Jane J Kim et al. Stroke. 2004 Jun.

Abstract

Background and purpose: Collateral flow plays an important role in maintaining tissue viability in proximal large vessel occlusion. We developed and tested a regional angiographic collateral grading system for patients with angiographically confirmed acute symptomatic middle cerebral artery occlusion to predict regional infarction.

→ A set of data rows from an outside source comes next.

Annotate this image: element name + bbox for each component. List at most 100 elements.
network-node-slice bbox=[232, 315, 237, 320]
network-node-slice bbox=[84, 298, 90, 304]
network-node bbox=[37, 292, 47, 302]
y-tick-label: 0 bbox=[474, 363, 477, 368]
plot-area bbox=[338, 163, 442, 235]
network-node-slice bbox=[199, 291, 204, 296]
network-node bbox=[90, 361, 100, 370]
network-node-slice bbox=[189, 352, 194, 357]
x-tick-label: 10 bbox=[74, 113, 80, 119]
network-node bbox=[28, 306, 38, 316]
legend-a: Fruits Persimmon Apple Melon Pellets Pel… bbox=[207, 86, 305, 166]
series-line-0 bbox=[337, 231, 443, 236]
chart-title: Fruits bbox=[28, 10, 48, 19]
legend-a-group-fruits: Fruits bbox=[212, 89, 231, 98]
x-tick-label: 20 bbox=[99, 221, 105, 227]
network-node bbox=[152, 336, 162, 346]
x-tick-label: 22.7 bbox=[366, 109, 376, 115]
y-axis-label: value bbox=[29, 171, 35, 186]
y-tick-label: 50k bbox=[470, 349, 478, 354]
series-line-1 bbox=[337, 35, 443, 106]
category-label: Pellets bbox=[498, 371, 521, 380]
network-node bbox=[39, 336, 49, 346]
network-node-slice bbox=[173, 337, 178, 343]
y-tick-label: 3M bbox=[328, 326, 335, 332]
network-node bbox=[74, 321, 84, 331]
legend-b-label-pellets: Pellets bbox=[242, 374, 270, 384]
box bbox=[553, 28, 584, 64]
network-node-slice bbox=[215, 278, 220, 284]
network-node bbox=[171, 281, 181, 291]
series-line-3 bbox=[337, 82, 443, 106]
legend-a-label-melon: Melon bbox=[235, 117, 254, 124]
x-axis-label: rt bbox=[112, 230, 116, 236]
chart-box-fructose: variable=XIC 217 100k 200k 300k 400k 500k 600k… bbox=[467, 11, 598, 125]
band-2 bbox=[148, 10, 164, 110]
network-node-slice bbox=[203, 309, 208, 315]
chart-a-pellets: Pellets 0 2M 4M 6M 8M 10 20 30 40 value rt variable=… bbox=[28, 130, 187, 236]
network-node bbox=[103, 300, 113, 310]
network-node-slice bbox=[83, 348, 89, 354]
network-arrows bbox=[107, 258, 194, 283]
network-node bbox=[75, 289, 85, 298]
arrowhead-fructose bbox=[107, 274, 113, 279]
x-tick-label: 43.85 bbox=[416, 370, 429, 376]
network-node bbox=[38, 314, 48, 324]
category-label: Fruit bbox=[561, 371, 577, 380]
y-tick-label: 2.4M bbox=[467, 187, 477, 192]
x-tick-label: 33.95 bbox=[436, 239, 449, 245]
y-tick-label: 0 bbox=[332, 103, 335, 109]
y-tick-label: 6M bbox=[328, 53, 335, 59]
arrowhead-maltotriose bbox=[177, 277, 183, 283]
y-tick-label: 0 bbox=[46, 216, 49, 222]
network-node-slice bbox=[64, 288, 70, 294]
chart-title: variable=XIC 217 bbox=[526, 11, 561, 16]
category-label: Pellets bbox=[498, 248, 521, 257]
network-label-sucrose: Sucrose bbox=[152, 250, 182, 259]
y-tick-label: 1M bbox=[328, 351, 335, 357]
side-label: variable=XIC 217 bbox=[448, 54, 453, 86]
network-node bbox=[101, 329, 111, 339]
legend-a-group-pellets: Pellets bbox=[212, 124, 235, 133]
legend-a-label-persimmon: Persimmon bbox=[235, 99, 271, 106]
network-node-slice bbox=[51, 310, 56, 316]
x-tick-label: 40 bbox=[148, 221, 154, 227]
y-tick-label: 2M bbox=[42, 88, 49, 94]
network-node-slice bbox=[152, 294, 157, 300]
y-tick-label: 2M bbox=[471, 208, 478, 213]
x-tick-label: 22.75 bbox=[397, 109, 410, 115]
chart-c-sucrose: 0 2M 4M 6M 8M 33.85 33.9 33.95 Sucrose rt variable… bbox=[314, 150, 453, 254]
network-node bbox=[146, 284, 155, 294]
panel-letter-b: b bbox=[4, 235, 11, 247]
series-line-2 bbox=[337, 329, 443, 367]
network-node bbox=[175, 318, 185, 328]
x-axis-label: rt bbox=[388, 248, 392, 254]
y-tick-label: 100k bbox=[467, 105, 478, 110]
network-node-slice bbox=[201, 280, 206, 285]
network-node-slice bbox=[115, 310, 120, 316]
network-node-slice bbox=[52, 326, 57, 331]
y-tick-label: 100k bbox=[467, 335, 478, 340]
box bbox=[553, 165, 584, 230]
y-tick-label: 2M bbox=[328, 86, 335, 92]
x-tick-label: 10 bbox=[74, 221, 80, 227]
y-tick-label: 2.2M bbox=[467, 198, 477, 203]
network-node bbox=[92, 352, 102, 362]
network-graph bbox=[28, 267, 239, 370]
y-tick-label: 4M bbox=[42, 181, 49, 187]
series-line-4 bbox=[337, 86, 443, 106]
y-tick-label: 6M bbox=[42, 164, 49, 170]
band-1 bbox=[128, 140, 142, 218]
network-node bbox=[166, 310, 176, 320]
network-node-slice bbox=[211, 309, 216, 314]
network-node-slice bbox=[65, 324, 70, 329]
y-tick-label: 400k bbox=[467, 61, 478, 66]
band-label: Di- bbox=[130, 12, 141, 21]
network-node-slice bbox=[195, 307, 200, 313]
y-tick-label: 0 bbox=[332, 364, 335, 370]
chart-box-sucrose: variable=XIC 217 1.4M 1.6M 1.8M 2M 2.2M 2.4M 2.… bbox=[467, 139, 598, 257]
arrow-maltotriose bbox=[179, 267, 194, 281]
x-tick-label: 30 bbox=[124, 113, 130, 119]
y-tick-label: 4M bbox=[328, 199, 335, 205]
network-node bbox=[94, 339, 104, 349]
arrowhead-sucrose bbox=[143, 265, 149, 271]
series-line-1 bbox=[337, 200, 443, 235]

Methods: A subset of 42 patients was selected from 180 patients enrolled in the Prolyse in Acute Cerebral Thromboembolism II (PROACT II) trial. Readers evaluated baseline cerebral angiograms in a blinded fashion for the degree of regional collateral circulation, which was graded on a 4-point scale in each of 15 anatomic regions. Regional and total collateral flow scores were compared with the presence or absence of infarction on 7- to 10-day follow-up computed tomography (CT), as well as clinical outcome as assessed by National Institute of Health Stroke Scale (NIHSS) scores.

Results: The collateral flow score on baseline angiography accurately predicted infarction, demonstrating a receiver operating characteristic curve of 0.87 (95% CI: 0.83 to 0.91) for all regions. Collateral grades on baseline angiography correlated moderately with infarct volume on follow-up CT scan at 7 to 10 days (R=0.61; P=0.0001). Collateral grades also correlated with follow-up NIHSS scores for patients who received thrombolysis (R=0.36 to 0.49, P<0.05), but not for control patients.

Conclusions: An angiographic grading system for regional collateral flow accurately predicts the extent and location of cerebral infarction. This study corroborates the correlation between the presence of collateral flow, infarction volume, and clinical outcome, and it reinforces the need to control for collateral flow in clinical trials.